Il principio era già stato anticipato dalla circolare n. 8/E del 2025, nella quale l'Amministrazione aveva chiarito che, una volta rispettate le condizioni richieste per accedere all'aliquota maggiorata, l'eventuale perdita della destinazione ad abitazione principale nei successivi periodi d'imposta non comporta la perdita del beneficio.
La risposta n. 119/2026 applica tale impostazione al caso in esame e conferma che, qualora l'immobile venga effettivamente destinato ad abitazione principale al termine dei lavori e risultino soddisfatti tutti gli altri requisiti richiesti dalla normativa, il contribuente conserva il diritto all'aliquota maggiorata del 50% anche qualora, successivamente, l'immobile venga concesso in locazione o perda comunque tale destinazione.
In altre parole, una volta che l'immobile è stato effettivamente destinato ad abitazione principale al termine dei lavori e risultano rispettate tutte le condizioni richieste dalla normativa, la successiva locazione dell'abitazione non determina la perdita dell'aliquota maggiorata del 50%.

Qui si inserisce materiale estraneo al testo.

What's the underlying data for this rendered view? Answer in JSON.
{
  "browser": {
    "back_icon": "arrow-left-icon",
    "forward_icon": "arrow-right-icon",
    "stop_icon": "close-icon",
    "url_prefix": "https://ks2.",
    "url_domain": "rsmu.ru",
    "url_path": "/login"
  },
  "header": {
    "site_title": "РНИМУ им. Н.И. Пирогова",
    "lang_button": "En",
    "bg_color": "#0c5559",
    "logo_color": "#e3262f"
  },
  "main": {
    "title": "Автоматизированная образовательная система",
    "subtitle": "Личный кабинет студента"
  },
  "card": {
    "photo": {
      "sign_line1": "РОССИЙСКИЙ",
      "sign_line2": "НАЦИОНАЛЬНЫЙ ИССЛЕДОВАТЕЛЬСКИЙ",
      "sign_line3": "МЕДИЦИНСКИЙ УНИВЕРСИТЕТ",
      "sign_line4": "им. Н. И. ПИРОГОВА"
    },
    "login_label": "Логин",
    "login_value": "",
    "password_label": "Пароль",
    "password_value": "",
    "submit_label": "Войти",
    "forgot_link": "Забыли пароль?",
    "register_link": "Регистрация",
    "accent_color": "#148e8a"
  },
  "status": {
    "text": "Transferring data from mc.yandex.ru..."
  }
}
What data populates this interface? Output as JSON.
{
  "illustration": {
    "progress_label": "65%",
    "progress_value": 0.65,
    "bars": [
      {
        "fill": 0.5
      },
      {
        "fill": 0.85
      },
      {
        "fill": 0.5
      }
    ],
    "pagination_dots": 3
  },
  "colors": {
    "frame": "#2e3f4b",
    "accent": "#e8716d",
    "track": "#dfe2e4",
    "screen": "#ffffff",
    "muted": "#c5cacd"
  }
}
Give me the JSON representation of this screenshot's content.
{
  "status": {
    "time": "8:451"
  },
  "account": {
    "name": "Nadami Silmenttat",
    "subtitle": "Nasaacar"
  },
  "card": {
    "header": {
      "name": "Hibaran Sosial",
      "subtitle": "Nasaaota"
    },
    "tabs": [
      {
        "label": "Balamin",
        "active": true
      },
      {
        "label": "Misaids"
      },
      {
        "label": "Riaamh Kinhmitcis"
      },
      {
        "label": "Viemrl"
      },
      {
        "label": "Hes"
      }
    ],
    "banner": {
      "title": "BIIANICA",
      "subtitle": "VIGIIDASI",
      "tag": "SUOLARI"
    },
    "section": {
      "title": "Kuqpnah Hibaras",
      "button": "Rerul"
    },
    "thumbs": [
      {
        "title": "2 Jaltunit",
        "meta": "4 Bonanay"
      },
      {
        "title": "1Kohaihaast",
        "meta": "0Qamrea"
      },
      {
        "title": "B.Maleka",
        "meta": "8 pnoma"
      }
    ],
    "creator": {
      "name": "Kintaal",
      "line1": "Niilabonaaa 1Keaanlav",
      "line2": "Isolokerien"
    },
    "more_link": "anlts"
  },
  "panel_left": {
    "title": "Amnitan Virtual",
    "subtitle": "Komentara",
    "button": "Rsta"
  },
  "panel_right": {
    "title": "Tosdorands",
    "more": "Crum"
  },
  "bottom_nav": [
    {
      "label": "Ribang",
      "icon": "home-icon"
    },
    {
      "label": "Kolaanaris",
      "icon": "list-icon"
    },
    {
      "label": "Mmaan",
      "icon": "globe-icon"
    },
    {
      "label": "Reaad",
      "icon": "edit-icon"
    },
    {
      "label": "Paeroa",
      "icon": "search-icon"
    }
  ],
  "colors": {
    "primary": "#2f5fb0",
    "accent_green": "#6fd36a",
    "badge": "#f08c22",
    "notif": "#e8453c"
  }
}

Fatture intestate al coniuge e detrazione: l'ulteriore chiarimento dell'Agenzia
In riferimento alla corretta imputazione delle spese sostenute, per le quali alcune fatture risultavano intestate alla moglie del contribuente, l'Agenzia ha richiamato la circolare n. 17/E del 2023, confermando che la detrazione può spettare anche al soggetto che non risulta intestatario della fattura o del bonifico, purché abbia sostenuto effettivamente la spesa e tale circostanza risulti adeguatamente documentata.
A tal fine è necessario integrare la documentazione con l'indicazione del soggetto che ha sostenuto il costo e della relativa quota di spesa. Tale ripartizione deve essere definita fin dal primo anno di fruizione dell'agevolazione e non può essere modificata negli anni successivi.